The derby will award cash to the divers who collect the most lionfish, the largest fish and the smallest fish.
A lionfish tasting in Palm Beach raised funds for the derby's purse and to equip more Bahamian fishermen with the nets and protective gloves needed to capture lionfish.
The events are organized in cooperation with the Reef Environmental Education Foundation in Key Largo, a conservation group that recruits recreational divers to conduct surveys on the size and diversity of fish populations off the coasts of north and central America, the Caribbean and Hawaii.
The situation for native marine life in the Bahamas is "pretty bleak," according to Lad Akins, special projects director for REEF. In waters there, nothing preys on the lionfish, because larger fish and sharks simply do not recognize it as a food source, Akins said. Its venomous barbs are part of the deterrent.
"We may not have seen the wholesale extinctions of fish, but that's a possibility in the future," Akins said.
While lionfish sightings are still relatively rare off the waters of Palm Beach County, reports of a few lionfish in the Bahamas in 2004 turned into an explosion about two years ago, according to Akins.
Stephanie Green, a doctoral student at Simon Fraser University in Vancouver, said lionfish are becoming one of the most abundant fish of their size in the Bahamas.
"They are now more abundant than native predators such as coney and graysby and red hind. What will happen through eating other species on the reef, they will likely be able to out-compete and exclude other species," Green said.
She spent a recent week in the Bahamas and spent last summer there conducting research on the lionfish problem. Part of that research involves examining the contents of the lionfish's stomach.
"We've found over 40 native species in their stomachs," Akins said. "We saw prey items up to half the size of the lionfish. We found both commercial and ecologically important species — including Nassau grouper and yellowtail snapper — and ecologically important species including cleaner species that serve a vital function on the reef.

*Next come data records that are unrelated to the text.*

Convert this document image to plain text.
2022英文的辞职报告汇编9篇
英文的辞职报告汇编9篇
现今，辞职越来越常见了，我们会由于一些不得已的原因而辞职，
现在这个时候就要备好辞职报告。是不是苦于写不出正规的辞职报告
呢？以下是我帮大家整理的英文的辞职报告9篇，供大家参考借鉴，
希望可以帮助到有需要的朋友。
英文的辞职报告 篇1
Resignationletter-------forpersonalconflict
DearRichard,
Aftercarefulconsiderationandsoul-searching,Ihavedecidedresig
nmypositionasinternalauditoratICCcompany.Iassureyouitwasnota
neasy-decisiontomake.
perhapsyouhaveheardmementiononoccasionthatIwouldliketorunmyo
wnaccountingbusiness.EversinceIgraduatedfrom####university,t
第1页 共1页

"There are a number of fish and crustaceans that serve as cleaners that pick parasites and clean wounds on fish. We found a number of those species in lionfish stomachs as well."
REEF doesn't know how damaging the lionfish invasion will become for the rest of the region, but Akins said it could be "quite severe."
Tim and Blair Givens, of Palm Beach, take their two daughters to the Bahamas two or three times a year in their 31-foot powerboat. Tim Givens said he's concerned that what has happened in the Bahamas will happen here.
"It's probably only a matter of time until they start something up in other areas that have the food sources they are looking for," Givens said, noting that lionfish have been seen in waters well up the East Coast.
Lindsay said the objective is to control the lionfish population in the Bahamas and keep it from posing a similar problem here.
"There's a lot to do. There's a lot we can do." Lindsay said. "There's no panacea. There's no way we can wipe them all out. But we can locally control them. And hopefully we can acquire a taste for them — and that part is easy, I can say as someone who just ate them."